Разговор зашёл в тупик. И все же она не хотела сдаваться.

– Нет, очки и покраску волос я тебе подарю. Это будет мой подарок. Можно? – подняла Фая бокал с вином.

– Ох, лишь бы дома меня признали, а то ведь и погонют, – улыбалась ее гостья.

И всё-таки она молодая, эта Маша. Без тени косметики, без прически, но молодая.

Они вышли на лоджию, вдохнули дуновение ветра, как вдруг откуда-то сверху прямо на плечо Фаи спланировал дымящийся окурок.

– Эй… Что это? – она стряхнула окурок, он упал на пол, – Что за безобразие! Эй! – она кричала наверх, на восьмой этаж.

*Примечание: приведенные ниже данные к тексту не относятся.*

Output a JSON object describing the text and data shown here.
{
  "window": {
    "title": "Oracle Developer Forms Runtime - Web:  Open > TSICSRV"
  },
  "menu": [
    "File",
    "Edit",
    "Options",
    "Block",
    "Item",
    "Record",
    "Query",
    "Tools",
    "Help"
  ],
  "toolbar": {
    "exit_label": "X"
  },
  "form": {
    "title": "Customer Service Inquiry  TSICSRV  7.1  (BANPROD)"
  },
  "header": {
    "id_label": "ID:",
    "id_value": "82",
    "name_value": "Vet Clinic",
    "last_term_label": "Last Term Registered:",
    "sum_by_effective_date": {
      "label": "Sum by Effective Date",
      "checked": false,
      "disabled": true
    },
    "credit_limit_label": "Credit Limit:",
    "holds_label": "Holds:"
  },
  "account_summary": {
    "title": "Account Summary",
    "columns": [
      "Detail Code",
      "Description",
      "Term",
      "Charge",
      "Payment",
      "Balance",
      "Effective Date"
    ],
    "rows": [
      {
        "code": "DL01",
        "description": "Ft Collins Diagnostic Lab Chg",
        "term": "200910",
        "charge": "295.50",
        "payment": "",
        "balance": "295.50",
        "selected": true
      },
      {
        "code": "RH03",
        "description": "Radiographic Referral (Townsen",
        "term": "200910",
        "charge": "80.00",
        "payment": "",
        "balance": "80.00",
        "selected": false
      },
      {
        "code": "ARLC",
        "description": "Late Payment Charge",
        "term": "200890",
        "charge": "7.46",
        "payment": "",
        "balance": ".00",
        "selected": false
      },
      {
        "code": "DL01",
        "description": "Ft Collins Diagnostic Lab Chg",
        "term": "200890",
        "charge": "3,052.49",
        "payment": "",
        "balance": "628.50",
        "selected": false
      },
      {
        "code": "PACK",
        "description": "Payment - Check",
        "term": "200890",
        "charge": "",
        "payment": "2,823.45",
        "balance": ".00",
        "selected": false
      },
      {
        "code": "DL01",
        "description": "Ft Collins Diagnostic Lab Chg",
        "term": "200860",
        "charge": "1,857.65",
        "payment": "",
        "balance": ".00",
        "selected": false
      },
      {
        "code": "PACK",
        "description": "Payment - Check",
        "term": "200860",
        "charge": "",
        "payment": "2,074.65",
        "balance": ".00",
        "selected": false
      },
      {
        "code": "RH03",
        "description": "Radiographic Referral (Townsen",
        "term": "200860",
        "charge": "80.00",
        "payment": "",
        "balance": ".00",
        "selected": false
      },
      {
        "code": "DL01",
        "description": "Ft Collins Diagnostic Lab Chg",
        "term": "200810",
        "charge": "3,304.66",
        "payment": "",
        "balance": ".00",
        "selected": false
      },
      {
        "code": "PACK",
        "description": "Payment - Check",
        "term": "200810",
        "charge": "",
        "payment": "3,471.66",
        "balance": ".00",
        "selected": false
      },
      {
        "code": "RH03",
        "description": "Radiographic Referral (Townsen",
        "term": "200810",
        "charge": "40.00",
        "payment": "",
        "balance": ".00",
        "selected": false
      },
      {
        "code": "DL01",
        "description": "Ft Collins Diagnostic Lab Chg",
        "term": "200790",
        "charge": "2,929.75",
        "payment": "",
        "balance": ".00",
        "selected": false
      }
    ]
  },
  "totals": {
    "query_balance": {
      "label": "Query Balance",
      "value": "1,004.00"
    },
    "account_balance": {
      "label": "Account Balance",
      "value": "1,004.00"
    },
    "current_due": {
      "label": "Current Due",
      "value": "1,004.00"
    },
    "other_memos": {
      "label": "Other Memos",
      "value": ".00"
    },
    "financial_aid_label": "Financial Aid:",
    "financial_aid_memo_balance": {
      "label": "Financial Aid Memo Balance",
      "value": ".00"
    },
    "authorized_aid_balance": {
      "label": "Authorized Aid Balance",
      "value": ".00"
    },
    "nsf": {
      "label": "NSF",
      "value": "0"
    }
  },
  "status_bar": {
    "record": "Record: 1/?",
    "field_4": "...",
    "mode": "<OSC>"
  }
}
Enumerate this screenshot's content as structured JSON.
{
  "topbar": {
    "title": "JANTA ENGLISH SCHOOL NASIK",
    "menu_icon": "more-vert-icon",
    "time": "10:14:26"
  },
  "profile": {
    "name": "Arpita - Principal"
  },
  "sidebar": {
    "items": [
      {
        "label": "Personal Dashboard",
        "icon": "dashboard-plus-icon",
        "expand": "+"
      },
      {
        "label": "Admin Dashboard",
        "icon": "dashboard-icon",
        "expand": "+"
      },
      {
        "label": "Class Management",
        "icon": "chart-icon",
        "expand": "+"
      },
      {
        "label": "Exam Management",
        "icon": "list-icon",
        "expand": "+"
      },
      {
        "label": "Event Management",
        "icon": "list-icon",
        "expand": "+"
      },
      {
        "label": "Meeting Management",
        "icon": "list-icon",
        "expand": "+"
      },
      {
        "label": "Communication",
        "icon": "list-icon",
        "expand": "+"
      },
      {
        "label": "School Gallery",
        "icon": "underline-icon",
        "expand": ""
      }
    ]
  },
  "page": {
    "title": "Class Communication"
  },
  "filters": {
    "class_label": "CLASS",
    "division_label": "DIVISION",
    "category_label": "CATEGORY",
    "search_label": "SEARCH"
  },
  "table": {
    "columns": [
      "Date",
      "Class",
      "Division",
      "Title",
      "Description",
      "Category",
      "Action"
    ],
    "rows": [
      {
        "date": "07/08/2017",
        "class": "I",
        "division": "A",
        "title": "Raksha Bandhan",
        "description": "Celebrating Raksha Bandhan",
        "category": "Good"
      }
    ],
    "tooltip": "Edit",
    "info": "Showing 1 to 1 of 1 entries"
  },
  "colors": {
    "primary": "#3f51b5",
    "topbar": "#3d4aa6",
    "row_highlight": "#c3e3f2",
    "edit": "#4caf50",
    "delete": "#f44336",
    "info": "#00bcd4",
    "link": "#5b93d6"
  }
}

Оттуда показалась кудлатая мужская голова.
– Ой! Простите, пожалуйста! Я случайно.
– Где огонь, там и дым, – раздавила дымящий окурок тапкой Мария.

– Случайно? Случайно! Да я уже…, – настойка оказалась крепкой, Фаина была разгоряченной, и сейчас готова была растерзать соседа, потому что окурки убирала с лоджии не впервой, – А ну-ка выходите! Выходите! Нам надо серьезно поговорить!

Она направилась к двери.
– Фай, Фай, да успокойся. Чего такого-то? Ну, покурил мужичок, – следом за ней семенила Маша.
– Покурил? Покурил! Я ему сейчас покурю!
Они поднялись на этаж – дверь квартиры закрыта. Фая решительно нажала на кнопку звонка.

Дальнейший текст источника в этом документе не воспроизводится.